Roy Rogers started a club for his young fans, called the Roy Rogers Riders Club. Any child who sent in his or her name and address could become a member. They would be sent a "Rogersgram" delivered by "Trigger Express." The rules of the club were simple:
Be neat and clean.
Be courteous and polite.
Always obey your parents.
Protect the weak and help them.
Be brave but never take chances.
Study hard and learn all you can.
Be kind to animals and care for them.
Eat all your food and never waste any.
Love God and go to Sunday School regularly.
Always respect our flag and our country.
I believe those rules are just as good now as they were back then.
The values Roy and Dale promoted in their movies and TV shows - the good guy always wins and he has a strong moral code - were values they held in real life. There was no pretense about them. They were a prime example of WYSIWYG - what you see is what you get. They were transparent before that word became a political buzz word.

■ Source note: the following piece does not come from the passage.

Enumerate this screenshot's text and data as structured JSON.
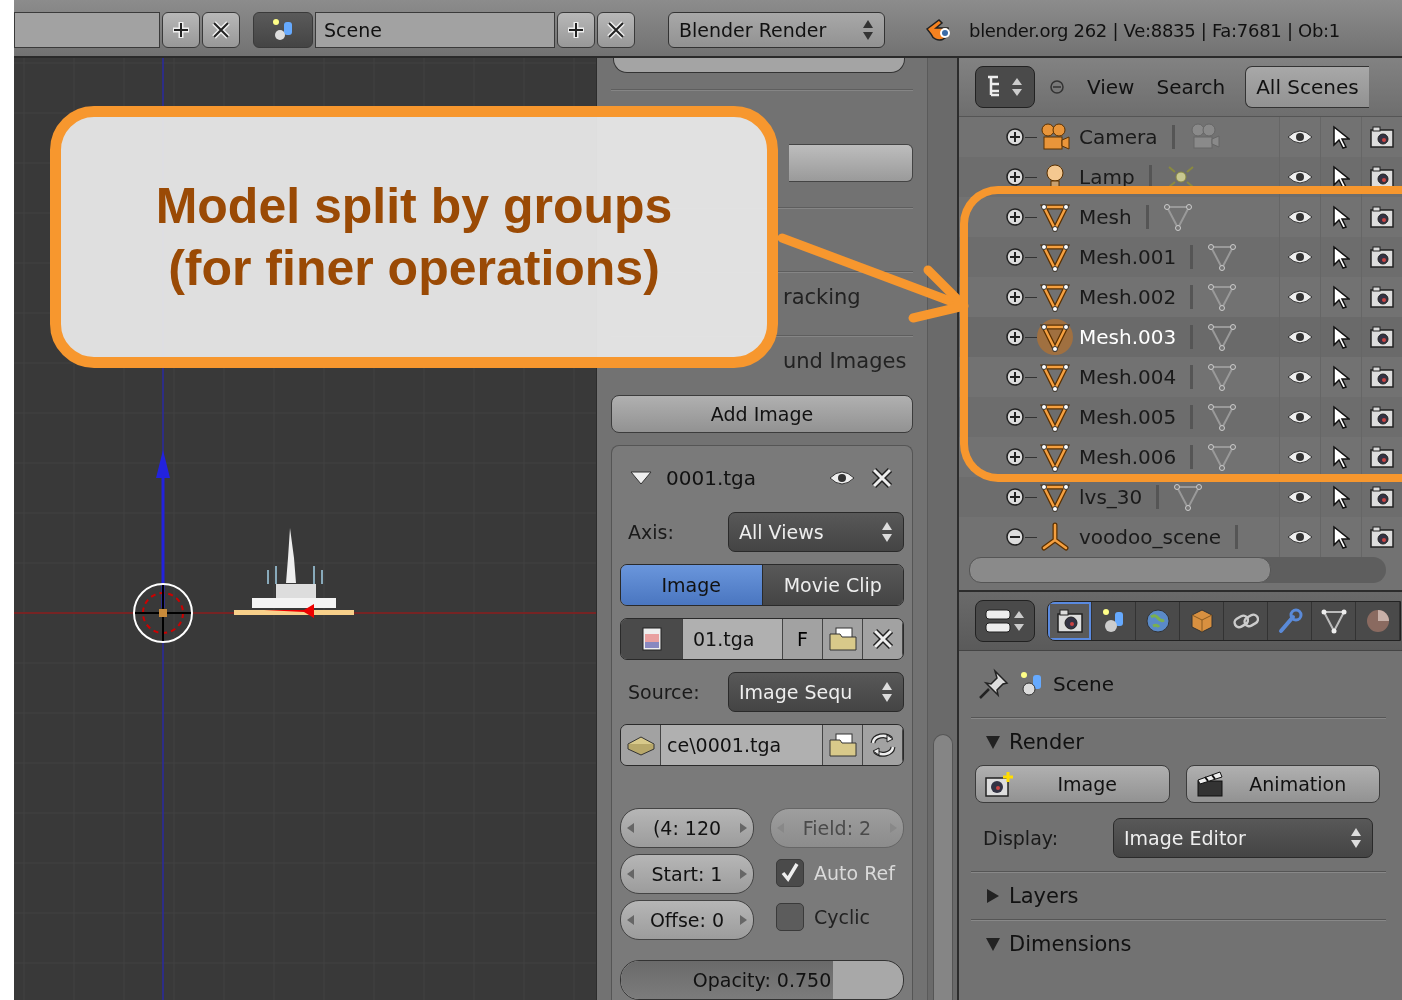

Parents could drop their children off at the movie theater when a Roy Rogers movie was playing and know they wouldn't see anything objectionable. Roy was a straight-shooter with no shades of gray. Not only children looked up to him - men wanted to be like him and women wanted to marry someone like him. If ever a movie star could be called a hero, it was Roy Rogers. He and Dale stood for everything that was good, both in the movies and on TV and in real life.
In 1982, the Victor Valley Child Abuse Task Force was formed to help stem the tide of child abuse, neglect, abandonment and death in the High Desert of San Bernardino County in Southern California. To honor the participation and support given by Roy and Dale, in 1992 the name was changed to Happy Trails Children's Foundation. The Foundation is still going strong, still providing help to children. Roy and Dale's legacy lives on. The current executive director, Joel Dortch, still remembers the day in December, 1950 that Roy came to his hometown of Birmingham, AL.
Roy Rogers and Dale Evans deserve to be remembered with respect and gratitude. I'm sure that when they passed on (Roy in 1998 and Dale in 2001) God greeted both of them with, "Well done, good and faithful servant."